That kind of *** isn't transactional, and I suppose since she cares about him, it's more than just physical.

On the other hand, I have mostly paid by the hour.
And the few times it went beyond that (former "hourly girls" who "left the business"), it cost me much, much more.
As I approach old age, I am absolutely seeing where celibacy would not have been a bad path at all.
 
I suppose the opposite of that kind of *** would be metaphysical and free...:unsure:
Hippie ***. 🤷‍♂️😂

I enjoy ***, but I don't value it that highly.
Or rather, I don't pedestalize it like the brunt of our society does.
But also I don't equate my partners value to me entirely by our *** life, either.

Again, I enjoy and appreciate it, it's fun and with the right person can be an intimate experience, but I'm not going to you know, base my entire enigma on primal urges when as a sentient being I'm also gifted with cognitive development and critical thinking.

The result is that socially I stick out because of this.
Which makes me think like this cat meme only about *** instead of music:
I am so sorry to break it to you Apex... but... you haven't had *** 🥺😖
 
No, actually, it's the opposite.
I've had enough *** in my life. 🤷‍♂️
That's WHY I am the way that I am with it. 😂

Think like a new car:
When you get a new car: oohh, new car.
3 years later: It's a car. 🤷‍♂️

Apexie! at risk of getting banned if I say what I truly wanna say lool Let me put it this way....

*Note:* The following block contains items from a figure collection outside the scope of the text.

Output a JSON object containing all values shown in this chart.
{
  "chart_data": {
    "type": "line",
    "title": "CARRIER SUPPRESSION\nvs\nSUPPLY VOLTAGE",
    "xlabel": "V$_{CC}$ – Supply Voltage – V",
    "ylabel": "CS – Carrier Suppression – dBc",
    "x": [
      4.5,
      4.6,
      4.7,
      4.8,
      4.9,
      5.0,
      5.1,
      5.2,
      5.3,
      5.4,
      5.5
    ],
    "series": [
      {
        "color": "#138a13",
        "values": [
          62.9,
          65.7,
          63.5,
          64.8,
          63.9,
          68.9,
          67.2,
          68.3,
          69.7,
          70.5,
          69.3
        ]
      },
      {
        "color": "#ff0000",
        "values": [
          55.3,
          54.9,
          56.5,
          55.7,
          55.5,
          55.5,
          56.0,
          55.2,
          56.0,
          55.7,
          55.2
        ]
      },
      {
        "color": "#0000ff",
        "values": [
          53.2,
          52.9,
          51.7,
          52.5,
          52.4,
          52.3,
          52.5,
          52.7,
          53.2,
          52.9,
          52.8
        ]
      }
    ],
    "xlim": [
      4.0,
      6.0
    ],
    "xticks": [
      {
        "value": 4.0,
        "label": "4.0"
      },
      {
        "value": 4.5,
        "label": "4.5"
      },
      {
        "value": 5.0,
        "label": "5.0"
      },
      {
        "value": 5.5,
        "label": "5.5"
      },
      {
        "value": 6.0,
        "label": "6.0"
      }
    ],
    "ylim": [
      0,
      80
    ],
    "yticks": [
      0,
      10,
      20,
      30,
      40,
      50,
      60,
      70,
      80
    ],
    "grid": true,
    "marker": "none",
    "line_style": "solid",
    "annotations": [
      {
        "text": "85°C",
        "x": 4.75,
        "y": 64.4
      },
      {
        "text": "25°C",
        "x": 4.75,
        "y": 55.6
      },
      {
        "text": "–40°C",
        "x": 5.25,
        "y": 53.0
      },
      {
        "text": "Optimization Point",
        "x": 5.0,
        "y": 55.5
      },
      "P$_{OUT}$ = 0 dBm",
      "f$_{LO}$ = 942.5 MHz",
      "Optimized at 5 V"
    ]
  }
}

See thats a regular car... 3 years later a Lamborghini is still... a Lamborghini 😏 💅 *mic drop*...
 
I got married in 2013 ....

I have *** at least twice a week ...

it is 2023 ...

i must have had a lot of *** in that 10 years time ...

Most of the time , it feels good to have *** and go to sleep after that ...

:)
 
Apexie! at risk of getting banned if I say what I truly wanna say lool Let me put it this way....

See thats a regular car... 3 years later a Lamborghini is still... a Lamborghini 😏 💅 *mic drop*...

Maybe for someone who has never owned a Lamborghini.
I think *** is overrated. Sure, the pleasure is intense but it is short lived and to reach the same peaks, you need increasingly more and more stimulation or novelty. Just like someone who gets bored of a supercar and wants the next big thing: a yacht, a private jet, etc.
This reminds me of something I read some time ago. Joy, while not as intense as pleasure, will last you a lot longer. It involves compassion and giving yourself to something. Some might say that if you pursue joy you can find everlasting happiness.